Satish Menon, executive VP of Citi Growth Ventures
According to a report written to evaluate the pilot results, many consumers were willing to utilize the technology (in fact, there were more volunteers than there were available phones). The report, entitled "Citi Tap and Pay mobile NFC proximity payments pilot—Bengaluru, Results & Findings," was authored by representatives of Edgar Dunn and Co., a strategy consulting firm specializing in financial services and payments.

"We're delighted by the results," says Satish Menon, the executive VP of Citi Growth Ventures (the Citibank team that led this pilot with Citibank India). "The usage and spending story is very significant." The study compared the purchase behaviors of a control group of non-adopters (those without the NFC-enabled phones), self-adopters (customers who had joined the pilot without having been solicited to do so) and solicited adopters. Among non-adopters, there was a 7.1 percent increase in quantity compared with purchases previously made using a credit card. Self-adopters had a 329 percent purchase increase, while solicited adopters had a 96 percent increase.

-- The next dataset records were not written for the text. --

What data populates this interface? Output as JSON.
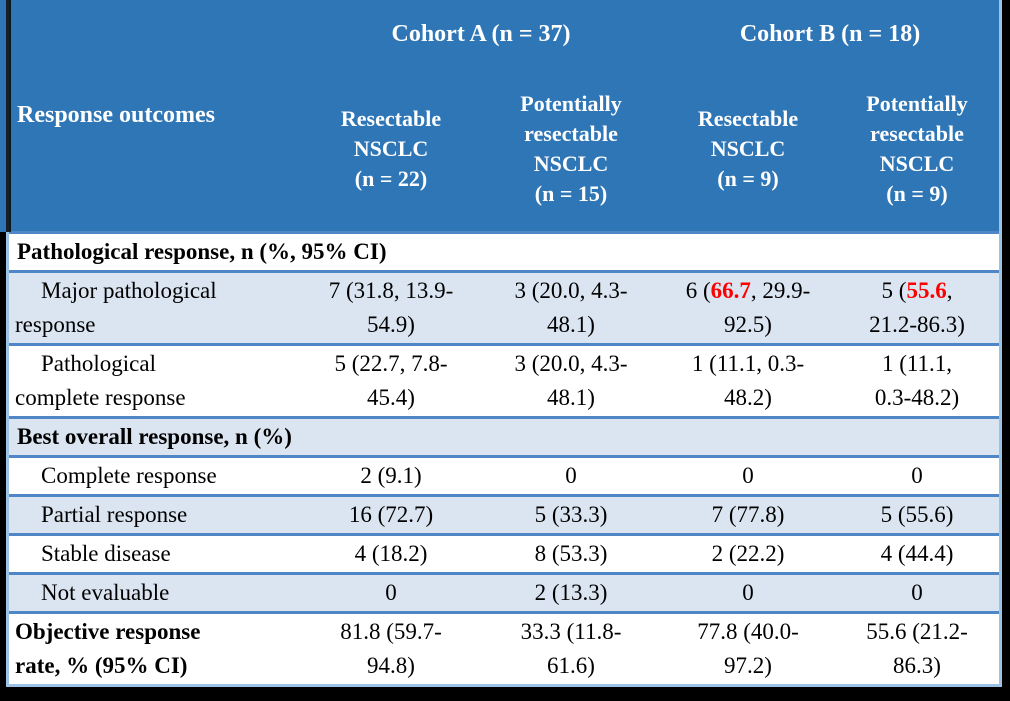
{
  "colors": {
    "header_blue": "#2f76b6",
    "band_blue": "#dbe5f1",
    "divider_blue": "#4f86c6",
    "outer_border_blue": "#9cc3e6",
    "highlight_red": "#ff0000",
    "frame_black": "#000000"
  },
  "table": {
    "corner_label": "Response outcomes",
    "col_groups": [
      {
        "label": "Cohort A (n = 37)",
        "span": 2
      },
      {
        "label": "Cohort B (n = 18)",
        "span": 2
      }
    ],
    "columns": [
      "Resectable\nNSCLC\n(n = 22)",
      "Potentially\nresectable\nNSCLC\n(n = 15)",
      "Resectable\nNSCLC\n(n = 9)",
      "Potentially\nresectable\nNSCLC\n(n = 9)"
    ],
    "rows": [
      {
        "type": "section",
        "label": "Pathological response, n (%, 95% CI)"
      },
      {
        "type": "data",
        "label": "Major pathological\nresponse",
        "cells": [
          {
            "text": "7 (31.8, 13.9-\n54.9)"
          },
          {
            "text": "3 (20.0, 4.3-\n48.1)"
          },
          {
            "text": "6 (66.7, 29.9-\n92.5)",
            "red": "66.7"
          },
          {
            "text": "5 (55.6,\n21.2-86.3)",
            "red": "55.6"
          }
        ]
      },
      {
        "type": "data",
        "label": "Pathological\ncomplete response",
        "cells": [
          {
            "text": "5 (22.7, 7.8-\n45.4)"
          },
          {
            "text": "3 (20.0, 4.3-\n48.1)"
          },
          {
            "text": "1 (11.1, 0.3-\n48.2)"
          },
          {
            "text": "1 (11.1,\n0.3-48.2)"
          }
        ]
      },
      {
        "type": "section",
        "label": "Best overall response, n (%)"
      },
      {
        "type": "data",
        "label": "Complete response",
        "cells": [
          {
            "text": "2 (9.1)"
          },
          {
            "text": "0"
          },
          {
            "text": "0"
          },
          {
            "text": "0"
          }
        ]
      },
      {
        "type": "data",
        "label": "Partial response",
        "cells": [
          {
            "text": "16 (72.7)"
          },
          {
            "text": "5 (33.3)"
          },
          {
            "text": "7 (77.8)"
          },
          {
            "text": "5 (55.6)"
          }
        ]
      },
      {
        "type": "data",
        "label": "Stable disease",
        "cells": [
          {
            "text": "4 (18.2)"
          },
          {
            "text": "8 (53.3)"
          },
          {
            "text": "2 (22.2)"
          },
          {
            "text": "4 (44.4)"
          }
        ]
      },
      {
        "type": "data",
        "label": "Not evaluable",
        "cells": [
          {
            "text": "0"
          },
          {
            "text": "2 (13.3)"
          },
          {
            "text": "0"
          },
          {
            "text": "0"
          }
        ]
      },
      {
        "type": "data",
        "bold": true,
        "indent": false,
        "label": "Objective response\nrate, % (95% CI)",
        "cells": [
          {
            "text": "81.8 (59.7-\n94.8)"
          },
          {
            "text": "33.3 (11.8-\n61.6)"
          },
          {
            "text": "77.8 (40.0-\n97.2)"
          },
          {
            "text": "55.6 (21.2-\n86.3)"
          }
        ]
      }
    ]
  }
}
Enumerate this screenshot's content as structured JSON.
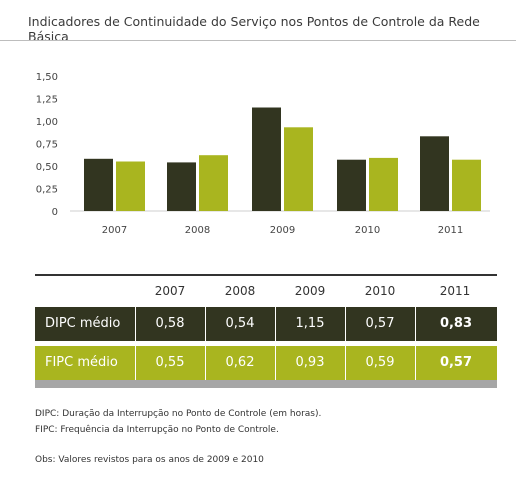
{
  "title": "Indicadores de Continuidade do Serviço nos Pontos de Controle da Rede Básica",
  "colors": {
    "dipc": "#323520",
    "fipc": "#a9b51f",
    "separator": "#a6a6a6"
  },
  "chart_data": {
    "type": "bar",
    "categories": [
      "2007",
      "2008",
      "2009",
      "2010",
      "2011"
    ],
    "series": [
      {
        "name": "DIPC médio",
        "values": [
          0.58,
          0.54,
          1.15,
          0.57,
          0.83
        ]
      },
      {
        "name": "FIPC médio",
        "values": [
          0.55,
          0.62,
          0.93,
          0.59,
          0.57
        ]
      }
    ],
    "yticks": [
      "1,50",
      "1,25",
      "1,00",
      "0,75",
      "0,50",
      "0,25",
      "0"
    ],
    "ylim": [
      0,
      1.5
    ],
    "grid": false
  },
  "table": {
    "headers": [
      "2007",
      "2008",
      "2009",
      "2010",
      "2011"
    ],
    "rows": [
      {
        "label": "DIPC médio",
        "values": [
          "0,58",
          "0,54",
          "1,15",
          "0,57",
          "0,83"
        ]
      },
      {
        "label": "FIPC médio",
        "values": [
          "0,55",
          "0,62",
          "0,93",
          "0,59",
          "0,57"
        ]
      }
    ]
  },
  "notes": [
    "DIPC: Duração da Interrupção no Ponto de Controle (em horas).",
    "FIPC: Frequência da Interrupção no Ponto de Controle.",
    "Obs: Valores revistos para os anos de 2009 e 2010"
  ]
}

The purchase value also grew, with self-adopters increasing their purchases' value by 232 percent and solicited adopters raising it by 55 percent. Each group's spending habits were compared against their credit card spending habits prior to using the NFC system.

On the other hand, the report finds that while there is a clear demand for mobile contactless payments, the lack of available NFC-enabled phones must be addressed. The Nokia 6212 phone, utilized in the Bangalore pilot, was largely perceived as outdated, compared with non-NFC mobile phones available on the market. "Most people in markets where NFC can realistically be deployed [that is, the markets where merchants are equipped with NFC-enabled sales terminals] have gone beyond basic mobile phones," the study indicates, "and are unlikely to carry a second handset just for making payments, which defeats the primary objective of offering convenience to customers... Instead of enabling only a few handset types with NFC, there needs to be a concerted commitment from device providers to include NFC as a regular feature on all types of mobile phones."

Until that happens, the authors suggest, NFC pilots should continue, as well as permanent deployments—but those wishing to offer contactless payment systems must seek alternative solutions, such as NFC-enabled stickers to attach to cell phones, or microSD cards that can be inserted into the phones to provide them with NFC functionality (see Customers Tap and Pay in Sao Paulo and MicroSD Card Brings NFC to Phones for Credit Card Companies, Banks).